Karisse Sakahara is so at home in the classroom that it might be surprising to learn that academics isn’t her first career. Prior to teaching – now for a decade, with five years at Punahou – the third-grade teacher thrived in the fast-paced world of news for nearly 15 years. After graduating from Santa Clara University with a degree in communications and a minor in dance, Sakahara began a career in TV journalism as a morning news producer in California’s dynamic Bay Area, then onto Oregon, Oklahoma and Sacramento. A move back home to Hawai‘i began an unexpected transition to teaching, while taking a break to raise a family with husband Tim, a fellow news and communications professional. She now brings the same energy and planning that went into producing engaging, informative newscasts for the public into presenting lessons to her third grade students.
Before you became a teacher, you got your start in journalism. What was that like?
I started as an intern on the teleprompter for a 5 a.m. morning news show in San Jose, back in the day when you’re literally feeding carbon copies through a conveyor belt. Everyone goes into broadcast news thinking they’re going be an anchor, on camera, but what was more appealing to me was the writing part of it, gathering and disseminating the news, and the choices that go into putting together a daily newscast.
What memorable news did you cover?
9/11. That was life-altering, and I remember it vividly. Tim called to wake me before my typical morning assignment meeting. I remember sitting there in shock on that Tuesday and just working around the clock until the following Sunday. It was exhausting and taxing emotionally, because as a producer, you’re filtering a lot of stuff.
After a high intensity job as a news producer, how did you get into teaching?
I was taking some time off before the birth of our daughter, after we had moved back to Hawai‘i, where I’m from. Our son was going into elementary school. I had covered education and I now had time to do something in a school setting, so I started volunteering at his school. I really loved being at the school. Eventually, I applied for a master’s in education at UH Ma¯noa, got in and jumped in feet first. When people hear that I left news, they might think, where’s the logic in that, but my life in news really set me up to be the kind of teacher I am today.
What role does your previous career in news play in the classroom?

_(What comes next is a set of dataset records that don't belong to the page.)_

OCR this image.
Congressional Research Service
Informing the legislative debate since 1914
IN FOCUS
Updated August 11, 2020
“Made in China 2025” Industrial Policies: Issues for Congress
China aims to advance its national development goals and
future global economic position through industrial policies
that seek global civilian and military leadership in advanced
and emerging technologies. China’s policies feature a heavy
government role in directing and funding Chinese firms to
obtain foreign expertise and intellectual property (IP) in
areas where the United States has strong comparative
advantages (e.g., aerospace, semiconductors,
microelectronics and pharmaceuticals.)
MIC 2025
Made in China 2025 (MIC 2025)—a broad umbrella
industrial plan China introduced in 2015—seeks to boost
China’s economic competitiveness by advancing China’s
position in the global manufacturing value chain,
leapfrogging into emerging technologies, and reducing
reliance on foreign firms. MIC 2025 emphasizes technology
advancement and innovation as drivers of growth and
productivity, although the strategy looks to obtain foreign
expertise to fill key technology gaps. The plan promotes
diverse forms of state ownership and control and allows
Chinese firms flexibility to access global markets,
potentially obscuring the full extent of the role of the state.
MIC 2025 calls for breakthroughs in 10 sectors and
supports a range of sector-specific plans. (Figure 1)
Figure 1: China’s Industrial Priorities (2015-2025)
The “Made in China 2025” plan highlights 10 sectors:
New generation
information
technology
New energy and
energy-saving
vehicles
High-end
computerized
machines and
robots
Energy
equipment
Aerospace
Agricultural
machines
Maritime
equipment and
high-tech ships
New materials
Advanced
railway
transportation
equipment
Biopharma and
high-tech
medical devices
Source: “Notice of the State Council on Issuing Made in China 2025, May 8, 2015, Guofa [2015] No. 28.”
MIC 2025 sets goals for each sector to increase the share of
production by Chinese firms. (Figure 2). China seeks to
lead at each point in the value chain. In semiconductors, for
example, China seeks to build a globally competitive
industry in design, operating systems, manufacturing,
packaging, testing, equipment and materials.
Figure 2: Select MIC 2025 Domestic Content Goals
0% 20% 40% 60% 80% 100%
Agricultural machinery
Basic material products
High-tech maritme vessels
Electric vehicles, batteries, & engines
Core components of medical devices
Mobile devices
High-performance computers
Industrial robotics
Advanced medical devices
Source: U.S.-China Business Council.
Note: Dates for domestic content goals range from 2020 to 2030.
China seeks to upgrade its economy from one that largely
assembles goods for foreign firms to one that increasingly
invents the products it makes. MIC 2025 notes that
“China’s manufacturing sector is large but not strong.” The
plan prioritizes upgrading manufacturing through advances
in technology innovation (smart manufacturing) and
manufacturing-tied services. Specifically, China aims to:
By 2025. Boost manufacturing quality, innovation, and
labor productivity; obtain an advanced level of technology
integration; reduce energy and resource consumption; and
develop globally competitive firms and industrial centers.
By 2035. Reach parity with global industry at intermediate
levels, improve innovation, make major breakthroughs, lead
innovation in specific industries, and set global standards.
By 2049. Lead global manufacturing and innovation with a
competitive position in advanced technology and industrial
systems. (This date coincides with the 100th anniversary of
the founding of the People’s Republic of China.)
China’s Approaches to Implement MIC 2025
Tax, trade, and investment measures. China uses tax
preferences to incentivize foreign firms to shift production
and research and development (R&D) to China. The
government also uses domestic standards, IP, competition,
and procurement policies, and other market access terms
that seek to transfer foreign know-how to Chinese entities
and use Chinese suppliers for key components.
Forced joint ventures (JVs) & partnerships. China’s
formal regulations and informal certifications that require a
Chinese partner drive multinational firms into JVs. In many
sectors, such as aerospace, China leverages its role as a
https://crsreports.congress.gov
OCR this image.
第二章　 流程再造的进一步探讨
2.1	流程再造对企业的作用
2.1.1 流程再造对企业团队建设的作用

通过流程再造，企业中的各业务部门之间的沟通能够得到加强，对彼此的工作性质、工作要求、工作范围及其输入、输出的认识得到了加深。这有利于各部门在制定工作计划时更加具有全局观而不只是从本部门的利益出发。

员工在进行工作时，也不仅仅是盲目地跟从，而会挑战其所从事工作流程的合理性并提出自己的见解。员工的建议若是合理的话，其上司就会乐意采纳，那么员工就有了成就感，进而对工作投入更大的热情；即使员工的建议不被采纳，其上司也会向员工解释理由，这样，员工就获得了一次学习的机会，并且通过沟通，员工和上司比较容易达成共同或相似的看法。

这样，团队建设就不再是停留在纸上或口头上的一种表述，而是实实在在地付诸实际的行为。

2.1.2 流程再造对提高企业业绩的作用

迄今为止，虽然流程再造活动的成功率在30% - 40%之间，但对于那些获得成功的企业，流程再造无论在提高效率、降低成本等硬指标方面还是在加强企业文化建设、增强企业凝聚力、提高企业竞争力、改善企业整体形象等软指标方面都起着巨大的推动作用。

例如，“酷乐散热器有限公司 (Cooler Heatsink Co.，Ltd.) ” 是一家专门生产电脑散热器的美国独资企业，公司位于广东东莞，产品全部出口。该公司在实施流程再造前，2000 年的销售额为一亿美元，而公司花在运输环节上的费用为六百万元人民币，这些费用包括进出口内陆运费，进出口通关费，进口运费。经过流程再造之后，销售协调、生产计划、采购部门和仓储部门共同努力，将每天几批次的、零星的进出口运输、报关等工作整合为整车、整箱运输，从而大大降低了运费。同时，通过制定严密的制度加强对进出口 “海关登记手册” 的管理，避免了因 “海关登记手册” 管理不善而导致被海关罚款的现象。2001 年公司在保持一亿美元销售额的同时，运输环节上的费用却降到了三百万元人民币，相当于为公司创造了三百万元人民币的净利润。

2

I see every day in front of the kids as producing a newscast. It’s just longer, the audience is a little younger, it’s live, but it’s a production of sorts. I can see the script, the rundown of my day as if it’s a rundown for 30-minute or hour-long newscasts. It’s very much how a live newscast would unfold. I’m always watching the clock, thinking what I need to cut from here or add there. How am I going to move and shift things for my ‘commercial breaks’ – recess, lunch, snack. When I introduce something, it is like a show open. I think about how I’m going to deliver visuals or graphics. How am I going to engage them and get their attention right off the top? I really do feel like my life as a producer set me up for the way I approach teaching. My goal is always to engage, inform and generate a buzz around what we’re learning.
Speaking of the news, your son Shea ’23 was featured on the cover of The Hawai‘i Herald, Hawai‘i’s Japanese American Journal, last August, and your daughter Makena ’25 self-published a book of poetry. Can you talk about your children?
My son Shea was born with cerebral palsy. He had to really work through a lot of challenges when he was younger, but he’s resilient, confident and definitely my source of inspiration. His determination has led him to learn to play baseball with one hand. In sixth grade, he founded Strong Start 4 Kids through the Luke Center for Public Service, a project to raise donations of school supplies for children in need.
Makena is my writer. She has been a wordsmith from the time she could write. She never ceases to amaze me and touch me with her words. Her book is a collection of 80 poems. It was something she wanted to do, she did it herself and we’re so proud of her.